A side note: there are some countries I don't ship to anymore (usually the ones where the amount of fraud was too high or too many lost packages). If you don't have a shipping option during the checkout, contact me and we can figure out a different shipping arrangement (i.e. use UPS, DHL, etc.). Those will likely be much more expensive than USPS, thus no 10% on international shipping.

_Also, I will not send anything to South Africa, Brazil, Russia, and Belarus, regardless of the shipping service. Over the years I had to refund 100% of the orders, and I can't keep doing this._

Hopefully this helps
Regards
Yuriy

P.S. I have no clue how to make this "sticky". If you do, please let me know.


----------



## DavidR8 (Jul 22, 2022)

Made it a sticky for you Yuriy


----------



## ycroosh (Jul 26, 2022)

DavidR8 said:


> Made it a sticky for you Yuriy


Thank you


----------



## Gnpenning (Jul 26, 2022)

For us tech challenged ones can you provide a link to your site?


----------



## DavidR8 (Jul 26, 2022)

Gnpenning said:


> For us tech challenged ones can you provide a link to your site?








						TouchDRO - Wireless DIY DRO
					

TouchDRO is a customizable DIY DRO for machine shop hobbyists and enthusiasts that offers professional DRO features at a fraction of the cost.



					www.touchdro.com


----------



## dewbane (Sep 20, 2022)

ycroosh said:


> _Also, I will not send anything to South Africa, Brazil, Russia, and Belarus, regardless of the shipping service. Over the years I had to refund 100% of the orders, and I can't keep doing this._


I from the Brazilian South African Belorussian Republic of Russia, and I wants to buying 10 thousands of your board units, but you has to sending me banking account knoweldge so that I sending you pay. Please sending banking account knowledge to totally.honest.good.looking.guy@not.spam.com

Thanking for send to info. I sending you pay immediate.


----------



## dewbane (Sep 20, 2022)

dewbane said:


> I from the Brazilian South African Belorussian Republic of Russia, and I wants to buying 10 thousands of your board units, but you has to sending me banking account knoweldge so that I sending you pay. Please sending banking account knowledge to totally.honest.good.looking.guy@not.spam.com
> 
> Thanking for send to info. I sending you pay immediate.

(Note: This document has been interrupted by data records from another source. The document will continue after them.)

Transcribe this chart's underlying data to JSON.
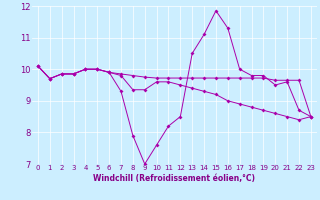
{
  "title": "",
  "xlabel": "Windchill (Refroidissement éolien,°C)",
  "bg_color": "#cceeff",
  "line_color": "#aa00aa",
  "ylim": [
    7,
    12
  ],
  "xlim": [
    -0.5,
    23.5
  ],
  "yticks": [
    7,
    8,
    9,
    10,
    11,
    12
  ],
  "xticks": [
    0,
    1,
    2,
    3,
    4,
    5,
    6,
    7,
    8,
    9,
    10,
    11,
    12,
    13,
    14,
    15,
    16,
    17,
    18,
    19,
    20,
    21,
    22,
    23
  ],
  "series": {
    "line1": {
      "x": [
        0,
        1,
        2,
        3,
        4,
        5,
        6,
        7,
        8,
        9,
        10,
        11,
        12,
        13,
        14,
        15,
        16,
        17,
        18,
        19,
        20,
        21,
        22,
        23
      ],
      "y": [
        10.1,
        9.7,
        9.85,
        9.85,
        10.0,
        10.0,
        9.9,
        9.85,
        9.8,
        9.75,
        9.72,
        9.72,
        9.72,
        9.72,
        9.72,
        9.72,
        9.72,
        9.72,
        9.72,
        9.72,
        9.65,
        9.65,
        9.65,
        8.5
      ]
    },
    "line2": {
      "x": [
        0,
        1,
        2,
        3,
        4,
        5,
        6,
        7,
        8,
        9,
        10,
        11,
        12,
        13,
        14,
        15,
        16,
        17,
        18,
        19,
        20,
        21,
        22,
        23
      ],
      "y": [
        10.1,
        9.7,
        9.85,
        9.85,
        10.0,
        10.0,
        9.9,
        9.3,
        7.9,
        7.0,
        7.6,
        8.2,
        8.5,
        10.5,
        11.1,
        11.85,
        11.3,
        10.0,
        9.8,
        9.8,
        9.5,
        9.6,
        8.7,
        8.5
      ]
    },
    "line3": {
      "x": [
        0,
        1,
        2,
        3,
        4,
        5,
        6,
        7,
        8,
        9,
        10,
        11,
        12,
        13,
        14,
        15,
        16,
        17,
        18,
        19,
        20,
        21,
        22,
        23
      ],
      "y": [
        10.1,
        9.7,
        9.85,
        9.85,
        10.0,
        10.0,
        9.9,
        9.8,
        9.35,
        9.35,
        9.6,
        9.6,
        9.5,
        9.4,
        9.3,
        9.2,
        9.0,
        8.9,
        8.8,
        8.7,
        8.6,
        8.5,
        8.4,
        8.5
      ]
    }
  },
  "xlabel_color": "#880088",
  "tick_color": "#880088",
  "label_fontsize": 5.0,
  "xlabel_fontsize": 5.5
}
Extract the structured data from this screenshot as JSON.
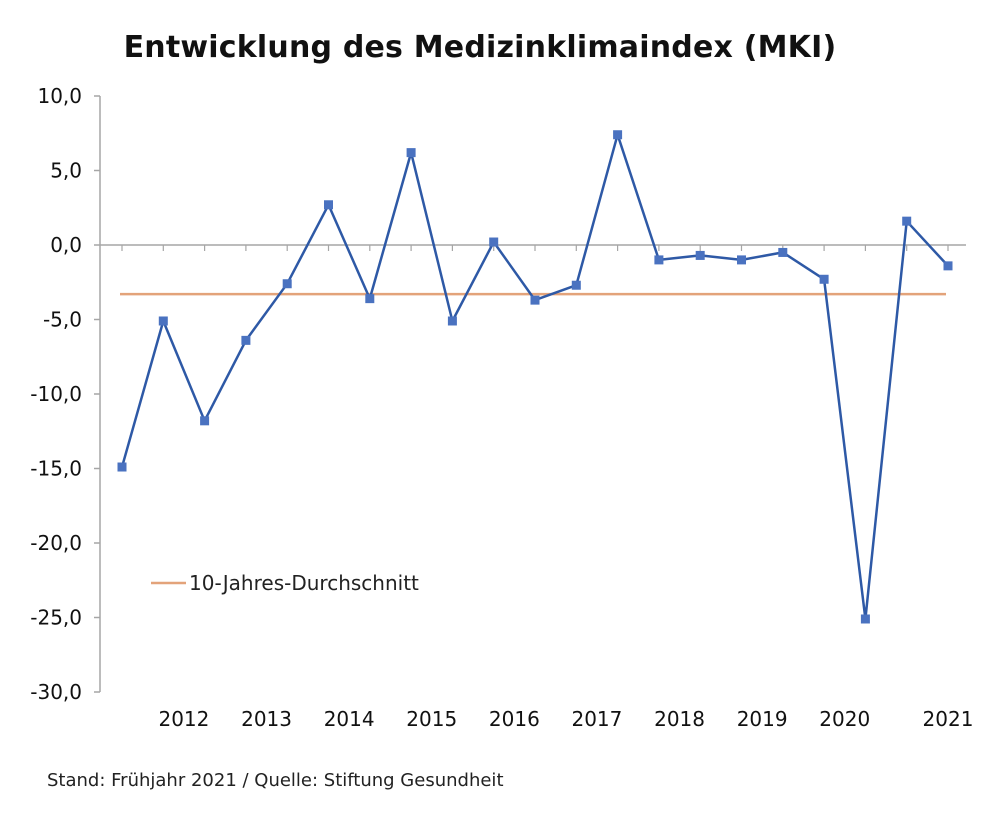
{
  "title": "Entwicklung des Medizinklimaindex (MKI)",
  "source": "Stand: Frühjahr 2021 / Quelle: Stiftung Gesundheit",
  "chart_data": {
    "type": "line",
    "title": "Entwicklung des Medizinklimaindex (MKI)",
    "ylim": [
      -30,
      10
    ],
    "y_ticks": [
      "10,0",
      "5,0",
      "0,0",
      "-5,0",
      "-10,0",
      "-15,0",
      "-20,0",
      "-25,0",
      "-30,0"
    ],
    "y_tick_values": [
      10,
      5,
      0,
      -5,
      -10,
      -15,
      -20,
      -25,
      -30
    ],
    "year_labels": [
      "2012",
      "2013",
      "2014",
      "2015",
      "2016",
      "2017",
      "2018",
      "2019",
      "2020",
      "2021"
    ],
    "year_label_indices": [
      1.5,
      3.5,
      5.5,
      7.5,
      9.5,
      11.5,
      13.5,
      15.5,
      17.5,
      20
    ],
    "grid": false,
    "legend_position": "bottom-left",
    "series": [
      {
        "name": "",
        "color": "#2e59a6",
        "marker_color": "#4a72c0",
        "values": [
          -14.9,
          -5.1,
          -11.8,
          -6.4,
          -2.6,
          2.7,
          -3.6,
          6.2,
          -5.1,
          0.2,
          -3.7,
          -2.7,
          7.4,
          -1.0,
          -0.7,
          -1.0,
          -0.5,
          -2.3,
          -25.1,
          1.6,
          -1.4
        ]
      }
    ],
    "reference_line": {
      "name": "10-Jahres-Durchschnitt",
      "value": -3.3,
      "color": "#e3a37a"
    }
  }
}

On a side note: Welcome to my dating life. "Wife leaving you not good is. I meeting to you wanting are so making the very warm time we is. I needing are am to send for gasoline in order travelling is to locate you for the very warm time. Giving is you me the gas bill for to meeting so making the we is times hot. I so excite, and pleasant to meeting. Is receive I am account informatic, I traveling meet to is when gets I is the gas bill."


----------